Search This Blog


The Many Gods of Early Mormonism (satire)

Recently I have been interested in Joseph Smith Jr, thanks to the excellent missionary work of the Mormons. Before people think I've gone off the deep end, let me reassure them: as a Buddhist, it is my duty to explore non-Buddhist religions so as to see what good they have may be reflected in my understanding of the world.

Having said that, I have read about the history of the Mormons. So this articles is about his "many gods" revelation. I will not be discussing polygamy here, but will declare that it was possibly a means of survival for the early Church of Christ of the Latter Day Saints.

One sign that Joseph Smith Jr might have been making his brand offolk Christianity was when he came up with the "many gods" ideology.

However, the "many gods" ideology isn't anti-Christian. It's just confusing to monotheistic notions of the one true God Almighty.

If you are of that kind of a person, then it will be hard to explain panentheism and the Hindu Pantheon, because most monotheists are ignorant of the fact that "deities" is akin to Elohim and the Muslim "We" which represents the "all things that are God".

Indeed, nobody will understand what I just said because it is simpler to think of one God rather than a God who has avatars who are merely reflections of all of His qualities.

Joseph Smith Jr realized this, too. However, this was too much for some of his Christian neighbours in Nuavoo, Illinois, who lynched him merely for having a novel interpretation of the Bible.

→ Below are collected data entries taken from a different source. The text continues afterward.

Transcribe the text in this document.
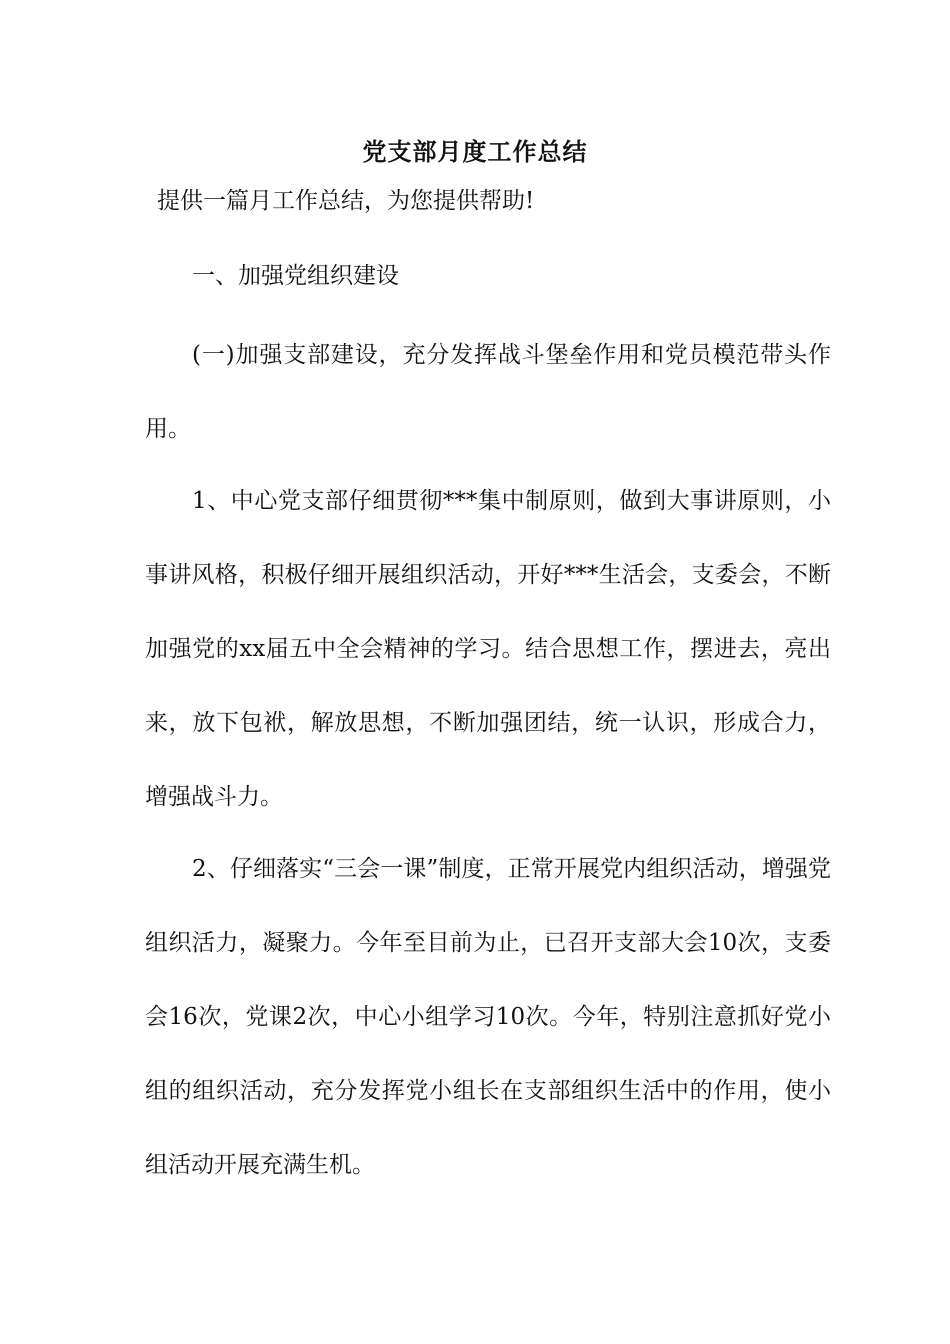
党支部月度工作总结

提供一篇月工作总结，为您提供帮助!

一、加强党组织建设

(一)加强支部建设，充分发挥战斗堡垒作用和党员模范带头作用。

1、中心党支部仔细贯彻***集中制原则，做到大事讲原则，小事讲风格，积极仔细开展组织活动，开好***生活会，支委会，不断加强党的xx届五中全会精神的学习。结合思想工作，摆进去，亮出来，放下包袱，解放思想，不断加强团结，统一认识，形成合力，增强战斗力。

2、仔细落实“三会一课”制度，正常开展党内组织活动，增强党组织活力，凝聚力。今年至目前为止，已召开支部大会10次，支委会16次，党课2次，中心小组学习10次。今年，特别注意抓好党小组的组织活动，充分发挥党小组长在支部组织生活中的作用，使小组活动开展充满生机。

However, Smith wasn't referring to deities or gods, he was referring to the prophets and other people like Esther and Rebecca in the Bible. That this irked other God-loving people in Illinois is understandable since they had the notion that the First Commandment was vital to keeping the peace among their fellow Christians.

However, Brigham Young not only kept the polygamy part of Smith's works, he also allowed the "many gods" ideology morph into "baptism for the dead", which seems to me to be a way of relieving Mormon anxiety about dead loved ones who aren't Mormons. It also verges on ancestor worship, which is not strange at all and is probably Mormon in the sense that Smith almost worshipped all the people depicted in the Bible from Adam to Jesus and Mary to John.

At least, that is my understanding of what I read about Mormon history. If anyone who is Mormon wishes to correct me, then please do.